The players would therefore have been the nascent Italian-French group and then the sole German shipowner Meyer Werft. This is why the EU Commissioner for Competition, the Danish Margrethe Vestager, has repeatedly asked Fincantieri for further documentation to avoid the risk of duopoly: the verdict was initially expected even in 2019, then it dragged on until the deadline of last December 31, extended by a further month which however - barring surprises - was not enough to settle the matter. This question is in fact already closed, also for the political reasons that immediately accompanied the operation. France, even under the "European" presidency of Emmanuel Macron, has confirmed that it is a country that prefers not to give up its national champions, even more so if - as happens regularly - it is the state that holds control, often with very large stakes. high as in the case of Saint Nazaire.

The agreement with "les italiens" had been found with difficulty, but only recently the French Economy Minister, Bruno Le Maire, he was keen to reiterate that Paris "does not want to cede control of the large national groups, but is willing to welcome foreign investors". A bit like he would have liked to do with Fincantieri: the merger was good, but with a still massive presence of the French state in the capital, and the retention of the entire workforce (the employees of Chantiers de l'Atlantique own 2,4% of capital). Even the Senate Economic Affairs Committee turned up its nose, repeatedly underlining the risks for "industrial sovereignty" and the fear of seeing technological know-how lost, since in the meantime the promised partner from Trieste had also become a partner of the Chinese China State Shipbuilding Corporation (CSSC). In the quoted speech, the minister referred to another recent case, which gives an idea of ​​the transalpine modus operandi.

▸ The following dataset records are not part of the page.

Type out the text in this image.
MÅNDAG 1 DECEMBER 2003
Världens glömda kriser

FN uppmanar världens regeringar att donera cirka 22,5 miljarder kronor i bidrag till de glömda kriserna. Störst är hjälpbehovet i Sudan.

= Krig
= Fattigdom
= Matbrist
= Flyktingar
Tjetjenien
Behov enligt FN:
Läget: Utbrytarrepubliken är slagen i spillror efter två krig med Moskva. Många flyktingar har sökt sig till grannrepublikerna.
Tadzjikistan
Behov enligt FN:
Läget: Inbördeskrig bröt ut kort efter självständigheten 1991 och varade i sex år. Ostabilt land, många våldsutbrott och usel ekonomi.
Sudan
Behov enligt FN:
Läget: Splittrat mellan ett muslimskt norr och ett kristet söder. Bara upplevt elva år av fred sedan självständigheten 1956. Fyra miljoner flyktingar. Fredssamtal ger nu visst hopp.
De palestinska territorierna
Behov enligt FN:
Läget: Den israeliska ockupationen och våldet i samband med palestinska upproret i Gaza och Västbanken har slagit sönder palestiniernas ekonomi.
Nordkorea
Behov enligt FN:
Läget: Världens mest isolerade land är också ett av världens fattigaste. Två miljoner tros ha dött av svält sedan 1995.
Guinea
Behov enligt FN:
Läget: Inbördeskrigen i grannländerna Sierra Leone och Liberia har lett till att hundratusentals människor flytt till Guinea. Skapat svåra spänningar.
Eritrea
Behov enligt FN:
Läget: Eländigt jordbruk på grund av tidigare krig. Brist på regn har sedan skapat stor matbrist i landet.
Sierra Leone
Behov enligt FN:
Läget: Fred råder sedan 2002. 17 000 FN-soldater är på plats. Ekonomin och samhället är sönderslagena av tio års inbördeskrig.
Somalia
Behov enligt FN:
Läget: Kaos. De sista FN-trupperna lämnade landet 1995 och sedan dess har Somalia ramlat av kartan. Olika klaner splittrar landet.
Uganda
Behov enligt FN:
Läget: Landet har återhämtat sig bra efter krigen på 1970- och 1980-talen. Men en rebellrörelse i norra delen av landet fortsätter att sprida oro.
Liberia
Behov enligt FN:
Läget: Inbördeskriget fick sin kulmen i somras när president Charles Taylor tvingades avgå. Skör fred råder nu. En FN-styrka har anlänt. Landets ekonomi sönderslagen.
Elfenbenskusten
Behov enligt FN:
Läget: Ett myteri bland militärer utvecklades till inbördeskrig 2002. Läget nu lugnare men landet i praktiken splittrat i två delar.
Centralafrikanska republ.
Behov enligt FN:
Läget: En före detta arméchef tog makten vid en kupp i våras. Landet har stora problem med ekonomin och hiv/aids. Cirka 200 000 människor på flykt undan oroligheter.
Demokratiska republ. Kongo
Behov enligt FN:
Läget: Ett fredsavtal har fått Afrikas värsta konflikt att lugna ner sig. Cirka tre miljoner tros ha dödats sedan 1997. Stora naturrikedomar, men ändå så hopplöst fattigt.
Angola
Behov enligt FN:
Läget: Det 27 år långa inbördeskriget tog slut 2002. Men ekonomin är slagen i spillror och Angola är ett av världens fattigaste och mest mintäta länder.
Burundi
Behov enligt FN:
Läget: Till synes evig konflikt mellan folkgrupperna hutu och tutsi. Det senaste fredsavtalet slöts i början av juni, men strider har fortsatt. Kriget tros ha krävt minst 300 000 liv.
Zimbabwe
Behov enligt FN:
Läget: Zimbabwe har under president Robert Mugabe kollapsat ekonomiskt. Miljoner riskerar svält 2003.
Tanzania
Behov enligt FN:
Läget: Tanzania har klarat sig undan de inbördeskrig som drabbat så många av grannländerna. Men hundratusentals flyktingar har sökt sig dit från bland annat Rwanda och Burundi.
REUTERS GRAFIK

A few weeks ago the giant of large-scale distribution Carrefour was about to end up in the hands of the Canadian group Couche-Tard: operation immediately blocked by the French government, among other things with the approval of all political parties, including the opposition. To such an extent that while Macron spoke of a "forced choice" and many saw in this move the admirable desire to defend the work of supermarket employees, among the "heroes" of Covid, an authoritative newspaper such as Le Monde questioned the excessively protectionist image that France is giving of itself. On the Italian side (the State holds 71% of Fincantieri through CDP), in this moment of political crisis and with a Recovery Plan on the high seas, there is little will to keep the point and go to confrontation with French colleagues and/or with Brussels. For all these reasons, he will miss the conquest of the Loire shipyards.